Mich hat die Geschichte berührt, weil sie sich wahrhaftig angefühlt hat, jenseits von Sensationalismus, erhobenem After School-Special-Zeigefinger und Kitchen Sink-Depressionen, trotz ihrer Indie-Sensibilities. Vor allem auch dank der wunderbaren Darsteller, die Moncrieff für ihre Geschichte gefunden hat.

Agnes Bruckner ist ganz hervorragend in der Hauptrolle. Der Blick auf ihre weitere Filmographie bestehend aus vorwiegend unbekannten B- und C-Movies fällt da leider ernüchternd aus...

Für den Lehrer konnte Moncrieff den von mir verehrten David Strathairn, Unsung Hero of Charakter(neben)rollen, gewinnen. Seine Figur heißt Auster und ich musste grinsen, als Moncrieff in ihrem sehr höhrenswerten Audiokommentar zum Film erklärt, dass sie ihn so nannte, weil sie immer fand Schriftsteller Paul Auster sehe Strathairn ähnlich, und mir das ebenfalls aufgefallen war.

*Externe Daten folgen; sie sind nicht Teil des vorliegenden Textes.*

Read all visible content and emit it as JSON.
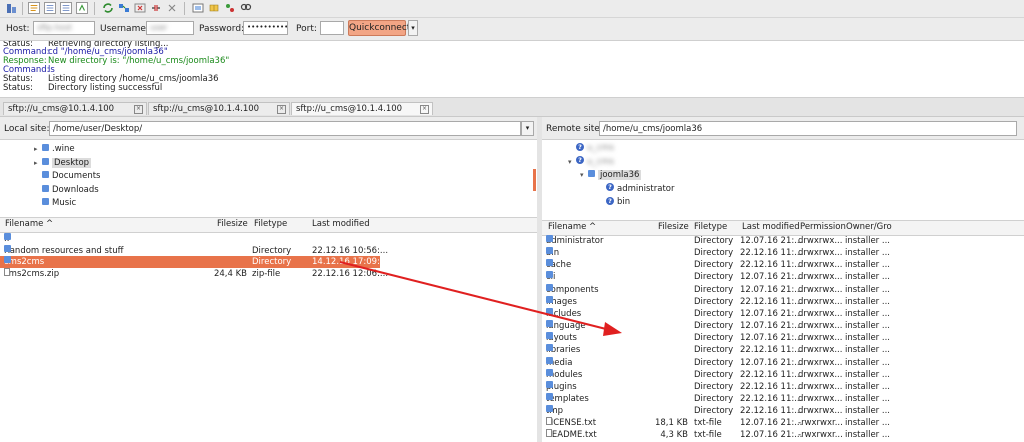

Er meistert eine ganz schwierige Rolle jedenfalls ausgezeichnet. Sein Englischlehrer, der eine Schülerin ausnutzt, ist fernab der üblichen stereotypen Schmierlappen. Er spielt ihn sympathisch, hilfsbereit und glaubhaft, um es dann besonders unangenehm und schmerzhaft zu machen, wenn er seinen "Ritter" vom Pferd stürzen lässt und ihn in seiner ganzen Traurigkeit, Lächerlichkeit und Armseligkeit entlarvt.

Margaret Colin als überforderte Mutter und Frances Fisher als Austers Frau sind in kleineren Rollen ebenfalls ausgezeichnet. Moncrieff gibt ihnen und den anderen Schauspielern die Chance selbst mit dem winzigsten Auftritt dem Zuschauer alles zu sagen, was man über ihre Charaktere wissen muss. Einzig die Nebenhandlung um Lily, Megs Schwester, funktioniert nicht richtig.

Ausnahmsweise sind die "Deleted Scenes" einer DVD höchst sehenswert: Moncrieff hat über 20 Minuten aus "Blue Car" geschnitten und beschreibt verständlich warum auf noch so schöne Szenen verzichtet werden bzw. warum sie die Sex-Szene schneiden musste - und ihre Erklärung mit den Zuschauerreaktionen finde ich sehr einleuchtend. In den USA wurde der Film mit einem lächerlichen R-Rating bestraft, damit gerade Heranwachsende ihn nicht sehen können, an die sich der Film sicher vor allem richtet.

"Blue Car" ist ein erstklassiges Regie-Debüt für Karen Moncrieff. Ich merke mir gleich mal ihre anderen Filme vor und lege euch diesen Film ans Herz.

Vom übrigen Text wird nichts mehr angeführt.